Thank you Bruce. We can get a board in your hands soon to try out. The purpose of this board is really first education and then maker spaces so its not designed to run a full-fledged Linux distro, just a kernel with some additional utilities. I imagine with the graphics shield we can create a simple GUI based display that can be used for HMI and other applications.

We are also very interested in using this board and the graphics shield for retro-computing applications using the FPGA.


(Ty) #8

I’m not sure how the pricing works for small batches but I think it would benefit the risc-v ecosystem to have something in between the unleaded and hifive1. The minimum for me is machine + supervisor + user modes, virtual memory and a few hundred MB RAM.

(Bruce Hoult) #9

Sure, it would be great.

SiFive isn’t in the business of making and retailing every variation of board and CPU possible, but if someone wants to come up with a spec and manage a project on Kickstarter or whatever then you can get a quote from our sales team for what you want, both in full production quantities, and as low volume prototype.
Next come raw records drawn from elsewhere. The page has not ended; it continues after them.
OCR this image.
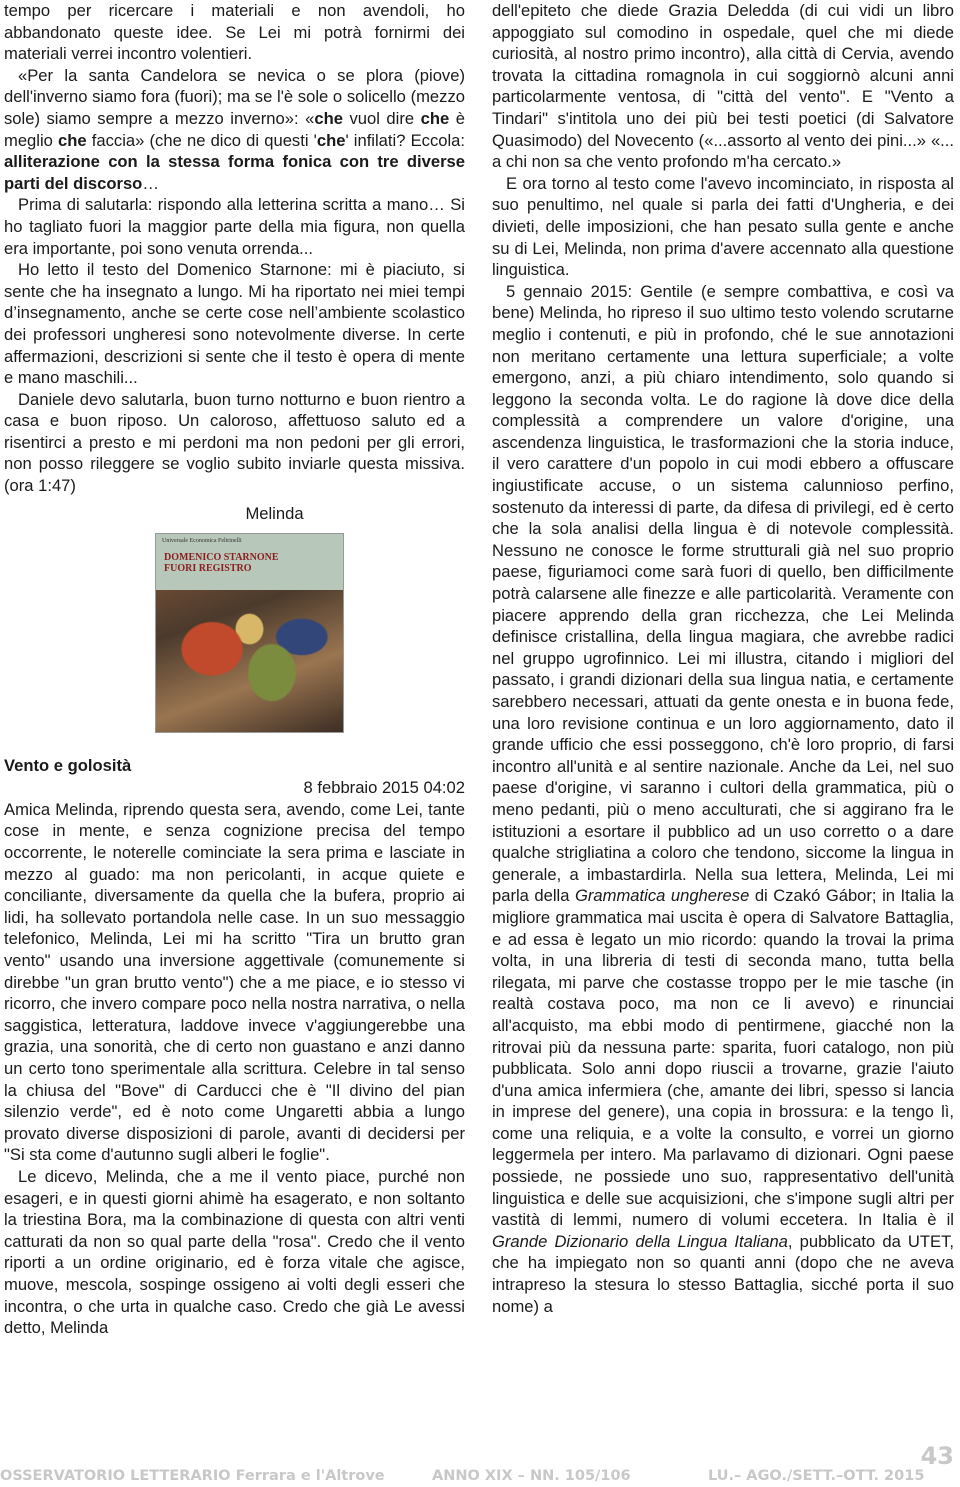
tempo per ricercare i materiali e non avendoli, ho abbandonato queste idee. Se Lei mi potrà fornirmi dei materiali verrei incontro volentieri.

«Per la santa Candelora se nevica o se plora (piove) dell'inverno siamo fora (fuori); ma se l'è sole o solicello (mezzo sole) siamo sempre a mezzo inverno»: «che vuol dire che è meglio che faccia» (che ne dico di questi 'che' infilati? Eccola: alliterazione con la stessa forma fonica con tre diverse parti del discorso…

Prima di salutarla: rispondo alla letterina scritta a mano… Si ho tagliato fuori la maggior parte della mia figura, non quella era importante, poi sono venuta orrenda...

Ho letto il testo del Domenico Starnone: mi è piaciuto, si sente che ha insegnato a lungo. Mi ha riportato nei miei tempi d’insegnamento, anche se certe cose nell’ambiente scolastico dei professori ungheresi sono notevolmente diverse. In certe affermazioni, descrizioni si sente che il testo è opera di mente e mano maschili...

Daniele devo salutarla, buon turno notturno e buon rientro a casa e buon riposo. Un caloroso, affettuoso saluto ed a risentirci a presto e mi perdoni ma non pedoni per gli errori, non posso rileggere se voglio subito inviarle questa missiva. (ora 1:47)

Melinda

Universale Economica Feltrinelli
DOMENICO STARNONE
FUORI REGISTRO

Vento e golosità

8 febbraio 2015 04:02

Amica Melinda, riprendo questa sera, avendo, come Lei, tante cose in mente, e senza cognizione precisa del tempo occorrente, le noterelle cominciate la sera prima e lasciate in mezzo al guado: ma non pericolanti, in acque quiete e conciliante, diversamente da quella che la bufera, proprio ai lidi, ha sollevato portandola nelle case. In un suo messaggio telefonico, Melinda, Lei mi ha scritto "Tira un brutto gran vento" usando una inversione aggettivale (comunemente si direbbe "un gran brutto vento") che a me piace, e io stesso vi ricorro, che invero compare poco nella nostra narrativa, o nella saggistica, letteratura, laddove invece v'aggiungerebbe una grazia, una sonorità, che di certo non guastano e anzi danno un certo tono sperimentale alla scrittura. Celebre in tal senso la chiusa del "Bove" di Carducci che è "Il divino del pian silenzio verde", ed è noto come Ungaretti abbia a lungo provato diverse disposizioni di parole, avanti di decidersi per "Si sta come d'autunno sugli alberi le foglie".

Le dicevo, Melinda, che a me il vento piace, purché non esageri, e in questi giorni ahimè ha esagerato, e non soltanto la triestina Bora, ma la combinazione di questa con altri venti catturati da non so qual parte della "rosa". Credo che il vento riporti a un ordine originario, ed è forza vitale che agisce, muove, mescola, sospinge ossigeno ai volti degli esseri che incontra, o che urta in qualche caso. Credo che già Le avessi detto, Melinda

dell'epiteto che diede Grazia Deledda (di cui vidi un libro appoggiato sul comodino in ospedale, quel che mi diede curiosità, al nostro primo incontro), alla città di Cervia, avendo trovata la cittadina romagnola in cui soggiornò alcuni anni particolarmente ventosa, di "città del vento". E "Vento a Tindari" s'intitola uno dei più bei testi poetici (di Salvatore Quasimodo) del Novecento («...assorto al vento dei pini...» «... a chi non sa che vento profondo m'ha cercato.»

E ora torno al testo come l'avevo incominciato, in risposta al suo penultimo, nel quale si parla dei fatti d'Ungheria, e dei divieti, delle imposizioni, che han pesato sulla gente e anche su di Lei, Melinda, non prima d'avere accennato alla questione linguistica.

5 gennaio 2015: Gentile (e sempre combattiva, e così va bene) Melinda, ho ripreso il suo ultimo testo volendo scrutarne meglio i contenuti, e più in profondo, ché le sue annotazioni non meritano certamente una lettura superficiale; a volte emergono, anzi, a più chiaro intendimento, solo quando si leggono la seconda volta. Le do ragione là dove dice della complessità a comprendere un valore d'origine, una ascendenza linguistica, le trasformazioni che la storia induce, il vero carattere d'un popolo in cui modi ebbero a offuscare ingiustificate accuse, o un sistema calunnioso perfino, sostenuto da interessi di parte, da difesa di privilegi, ed è certo che la sola analisi della lingua è di notevole complessità. Nessuno ne conosce le forme strutturali già nel suo proprio paese, figuriamoci come sarà fuori di quello, ben difficilmente potrà calarsene alle finezze e alle particolarità. Veramente con piacere apprendo della gran ricchezza, che Lei Melinda definisce cristallina, della lingua magiara, che avrebbe radici nel gruppo ugrofinnico. Lei mi illustra, citando i migliori del passato, i grandi dizionari della sua lingua natia, e certamente sarebbero necessari, attuati da gente onesta e in buona fede, una loro revisione continua e un loro aggiornamento, dato il grande ufficio che essi posseggono, ch'è loro proprio, di farsi incontro all'unità e al sentire nazionale. Anche da Lei, nel suo paese d'origine, vi saranno i cultori della grammatica, più o meno pedanti, più o meno acculturati, che si aggirano fra le istituzioni a esortare il pubblico ad un uso corretto o a dare qualche strigliatina a coloro che tendono, siccome la lingua in generale, a imbastardirla. Nella sua lettera, Melinda, Lei mi parla della Grammatica ungherese di Czakó Gábor; in Italia la migliore grammatica mai uscita è opera di Salvatore Battaglia, e ad essa è legato un mio ricordo: quando la trovai la prima volta, in una libreria di testi di seconda mano, tutta bella rilegata, mi parve che costasse troppo per le mie tasche (in realtà costava poco, ma non ce li avevo) e rinunciai all'acquisto, ma ebbi modo di pentirmene, giacché non la ritrovai più da nessuna parte: sparita, fuori catalogo, non più pubblicata. Solo anni dopo riuscii a trovarne, grazie l'aiuto d'una amica infermiera (che, amante dei libri, spesso si lancia in imprese del genere), una copia in brossura: e la tengo lì, come una reliquia, e a volte la consulto, e vorrei un giorno leggermela per intero. Ma parlavamo di dizionari. Ogni paese possiede, ne possiede uno suo, rappresentativo dell'unità linguistica e delle sue acquisizioni, che s'impone sugli altri per vastità di lemmi, numero di volumi eccetera. In Italia è il Grande Dizionario della Lingua Italiana, pubblicato da UTET, che ha impiegato non so quanti anni (dopo che ne aveva intrapreso la stesura lo stesso Battaglia, sicché porta il suo nome) a

43
OSSERVATORIO LETTERARIO Ferrara e l'Altrove	ANNO XIX – NN. 105/106	LU.– AGO./SETT.–OTT. 2015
We’ve got the IP licensed to put whatever you want on the SoC … DDR, PCIe, ethernet, USB.

If you come up with a decent and useful SoC then you could put in on Mouser etc and potentially sell millions and millions of them.

The Kendryte guys have seemed to managed to make something of interest to a lot of people, more or less in the range you’re talking about but just without (most importantly) DDR so they’ve only got the 8 MB of on-chip SRAM. But they’ve got some pretty interesting peripherals/accelerators.